Growth is luring national retailers
Shoppers will soon be able to skip those long trips to Tampa or Port Richey.
By MICHAEL KRUSE
Published February 18, 2007
Port Richey? North Tampa?
Who needs 'em?
Not us. Not anymore.
The Coastal Landing development across from the Wal-Mart Supercenter on State Road 50 is looking like the epicenter of Hernando County retail. The new, 18-acre, 151,000-square-foot shopping area is set to have a roster of retailers that includes anchor stores Marshalls, Michaels, Petco, Panera Bread, Linens 'n Things and Old Navy.
These are the kinds of national biggies that until now have meant drives down U.S. 19 to Gulf View Square mall in Port Richey or down the Suncoast Parkway to Westfield Citrus Park in Tampa.
Even with the relative residential slowdown, Hernando is still growing, and retail follows rooftops - as county business development director Mike McHugh likes to put it, "heads in beds."
"When you get to certain population levels, you start showing up on the radar screens of more and more retail and restaurant folks," SunTrust Bank/Nature Coast chief executive Jim Kimbrough said.
"You name it," he said, "and it's all starting to appear on that strip."
"These retailers, these are all places Hernando countians have been chomping at for years," Brooksville Coldwell Banker broker Gary Schraut said. "They've just been doing it in Pasco County. The more they can shop here, the less people have to drive to Pasco and Tampa."
"We're going to pull in that Citrus County market, too," longtime Realtor Jeanne Gavish said. "I believe hordes of people from Homosassa and Crystal River will come down here. That 50 corridor is going to be the main hub for retail."
Not everything is ready to make a home in Hernando.
The Starbucks said to be coming to the new Publix plaza in Brooksville is still just talk. The R.J. Gators that was to come to SR 50 fell through, said Jim Samuel, the restaurant chain's vice president. And a major bookstore? Forget it. Not Barnes & Noble, not Borders, not even Books-A-Million.
But 2006, of course, was the year Carrabba's finally came to the county, and the Italian food chain opened on SR 50 in the fall to much fanfare and long waits for tables.
Holiday Inn Express opened one hotel on SR 50 and another one on U.S. 19.
And the Greater Hernando County Chamber of Commerce added an average of about 30 members a month, said Pat Crowley, the executive director - and most of those were small business owners. So the retail boom isn't just huge national names.
Now, early in 2007, maybe the move-ins aren't arriving at the frenzied, exponential rate they were at this time a year ago, but Hernando's population at the beginning of the year was about 167,000, according to monthly estimates from the county's Planning Department. That's still up nearly 70,000 from the 1990 census and almost 40,000 since 2000.

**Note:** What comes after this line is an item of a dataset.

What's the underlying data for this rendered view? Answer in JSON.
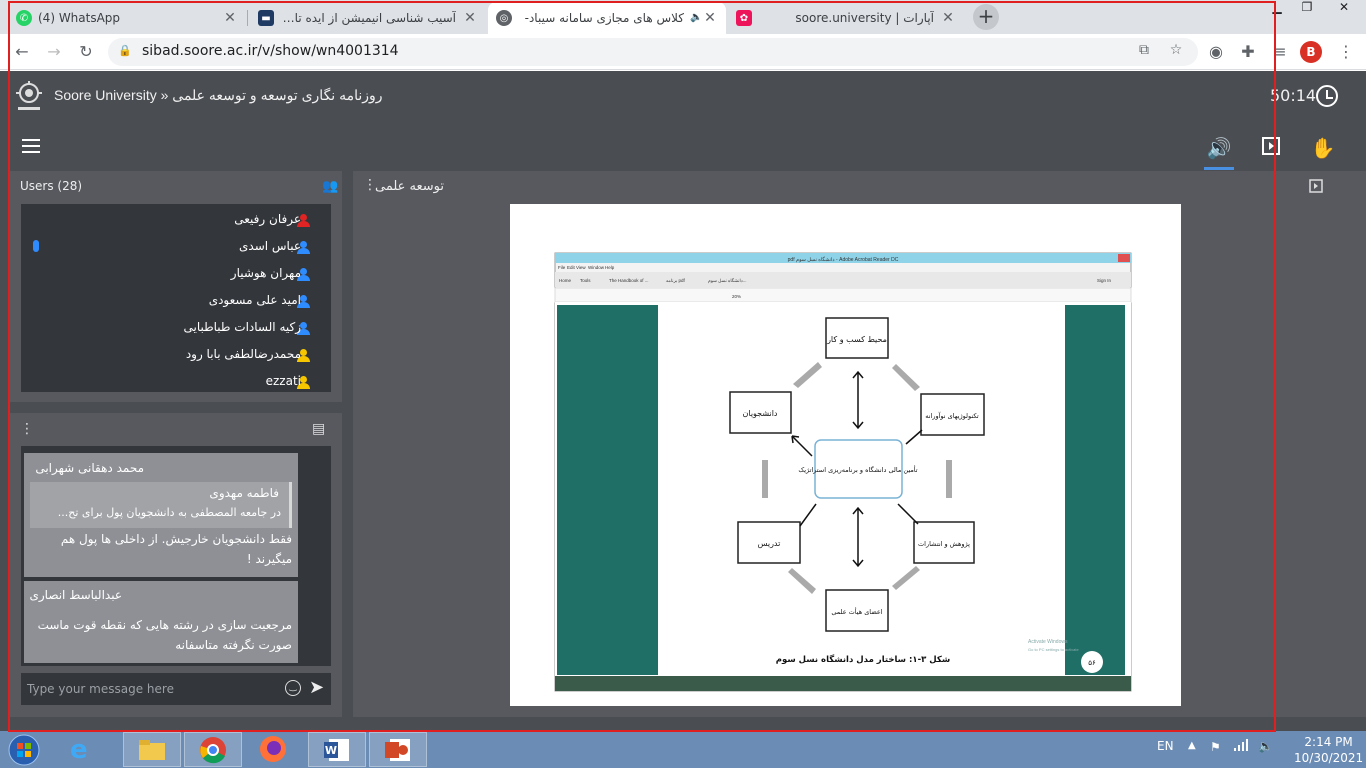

McHugh's office calls Hernando the geographic center of Florida and bills it as the "Business Gateway to Tampa Bay."
Coastal Landing might as well be at the center of that center. New Plan is the development company in charge, and the market profile study on its Web site shows why these folks are building here: In the 5-mile radius from Coastal Landing, the population in 2000 was 46,866 and 60,119 in 2006. It's projected to be 72,786 by 2011. The median household income has risen and is expected to continue to do that.
The other day at the building site, there were men in hard hats, dirt movers, steamrollers, backhoes, bulldozers, tall piles of dirt and the skeletal concrete block walls of Old Navys and Petcos and Paneras to come.
Linens 'n Things is one of the nation's biggest, most popular home accessory stores. It's scheduled to open in June.
Petco is a leading pet food, supplies and services outlet, and the one in Hernando will have a full grooming salon. It's scheduled to open in August.
"We've got a huge team working on finding new locations, and we definitely like to get into growing areas," Petco spokeswoman Rachel McLennan said. "We want to get in there so we can serve all those people moving into the area."
Also at Coastal Landing: Old Navy is the top seller in the Gap clothes conglomerate, Michaels is the world's largest arts and crafts store, and Panera is a growing chain of cafes.
"And we are currently speaking with other national tenants that have expressed an interest," said Stacy Slater, a spokeswoman for New Plan.
"They're smart," Gavish said, "and they have people with sharp pencils who study this. They have numbers they have to meet in order to justify breaking into a market area."
"The population," Tommie Dawson Realty broker Buddy Selph said, "we've just gotten to a critical mass to the point where those stores can be supported now."
So what does this all mean on the ground in Hernando?
It means fewer drives down 19.
It means fewer tolls paid on the Parkway.
"It means," Gavish said, "I don't have to travel to New Tampa for Panera Bread anymore."